俺も立ち上がって、カンナの後ろを歩いた。バス停の前の横断歩道。押しボタン信号機の色が変わるのを待った。
つばきがやって来ない。振り返って、まだベンチに座っているつばきを見た。

「つばき?」

カンナがつばきを呼んだ。つばきが誘ったのに、足をパタパタ揺らしながらベンチに座り続けている。少し前かがみになって、両腕をベンチについて、下を向いている。

「つばき、信号変わったぞ。」

俺もつばきを呼んだ。つばきは揺らしていた足をピタッと止めて、ゆっくり俺とカンナを方を向いた。顔を上げた瞬間のつばきは無表情だったけれど、たぶんカンナと目を合わせて、ゆっくりと笑った。俺の方は見てはいなかった。
笑った顔は、口だけで笑っている様に見える。目は笑っていなかった。

歩行者用信号機の青がチカチカと点滅して、また赤に変わった。信号待ちをしている車は無かった。バス停の屋根以外、陽を遮る物は無くて、俺とカンナは直射日光に晒されている。蝉の声もやけに騒がしく聴こえた。

「やっぱり私達、変わったよね。」

つばきが言った。

「え?何て…?」

こんなに蝉が騒がしいのに、俺にはつばきの言ったことが不思議とハッキリ聞こえたのに、カンナにはたぶん、つばきの声の音しか聞こえていなかった。
つばきが立ち上がって、ゆっくりと歩いてきた。
視線はずっとカンナの方に向けられている。透明人間にでもなったみたいに、俺の方は全然見ていない。

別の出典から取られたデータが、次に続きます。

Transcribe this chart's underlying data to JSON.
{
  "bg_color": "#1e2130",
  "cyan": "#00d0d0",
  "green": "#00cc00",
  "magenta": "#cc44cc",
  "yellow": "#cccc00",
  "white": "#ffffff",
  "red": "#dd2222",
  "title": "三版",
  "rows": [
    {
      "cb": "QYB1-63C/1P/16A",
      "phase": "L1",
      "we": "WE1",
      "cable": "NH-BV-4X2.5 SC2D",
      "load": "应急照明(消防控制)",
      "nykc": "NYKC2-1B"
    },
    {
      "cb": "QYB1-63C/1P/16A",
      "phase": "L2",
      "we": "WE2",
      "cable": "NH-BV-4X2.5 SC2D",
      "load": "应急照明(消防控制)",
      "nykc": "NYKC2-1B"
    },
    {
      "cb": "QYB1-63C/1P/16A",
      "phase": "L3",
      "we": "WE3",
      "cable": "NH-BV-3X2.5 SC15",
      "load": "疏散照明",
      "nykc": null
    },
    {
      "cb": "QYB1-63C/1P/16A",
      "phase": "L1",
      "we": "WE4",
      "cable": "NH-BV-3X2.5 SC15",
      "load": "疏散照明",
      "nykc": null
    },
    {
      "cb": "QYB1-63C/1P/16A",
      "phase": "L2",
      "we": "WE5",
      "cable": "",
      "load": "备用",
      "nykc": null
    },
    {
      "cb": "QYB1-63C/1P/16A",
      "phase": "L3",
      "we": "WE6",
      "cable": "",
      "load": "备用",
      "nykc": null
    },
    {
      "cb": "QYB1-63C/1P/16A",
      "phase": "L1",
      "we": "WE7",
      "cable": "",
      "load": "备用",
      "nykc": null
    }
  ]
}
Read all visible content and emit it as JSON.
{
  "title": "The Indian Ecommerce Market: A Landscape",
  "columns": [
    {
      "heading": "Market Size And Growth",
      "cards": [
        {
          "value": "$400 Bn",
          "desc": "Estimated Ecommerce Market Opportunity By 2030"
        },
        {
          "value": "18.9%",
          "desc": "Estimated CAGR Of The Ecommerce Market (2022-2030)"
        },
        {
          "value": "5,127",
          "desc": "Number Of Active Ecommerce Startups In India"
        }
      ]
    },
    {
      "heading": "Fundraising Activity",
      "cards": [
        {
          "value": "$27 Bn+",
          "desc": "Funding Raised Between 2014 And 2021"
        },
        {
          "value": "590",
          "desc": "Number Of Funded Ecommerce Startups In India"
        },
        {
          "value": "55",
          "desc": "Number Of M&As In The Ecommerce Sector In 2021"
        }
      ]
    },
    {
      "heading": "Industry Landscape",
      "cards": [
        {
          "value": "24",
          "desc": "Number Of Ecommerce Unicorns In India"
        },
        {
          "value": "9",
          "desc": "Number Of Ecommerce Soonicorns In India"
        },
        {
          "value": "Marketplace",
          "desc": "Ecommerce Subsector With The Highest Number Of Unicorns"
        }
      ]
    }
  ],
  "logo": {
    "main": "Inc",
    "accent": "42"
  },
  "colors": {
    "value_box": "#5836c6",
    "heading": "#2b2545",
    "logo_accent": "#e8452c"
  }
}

横断歩道前に二人で並ぶ俺とカンナの前まで来て、つばきはカンナを見たままで言った。

「私達、変わったよね。カンナちゃんも、とーか君も。私だって変わったって思ってるよね。…ね、とーか君?」

そう言って、つばきはようやく俺を見た。カンナに向けたあの笑顔と同じ。目が笑っていない。信号が二度、三度と色を変えた。走行車は相変わらず少なくて、横断歩道の機能はあまり果たしていない。俺達の他に信号待ちをしている人も居なかった。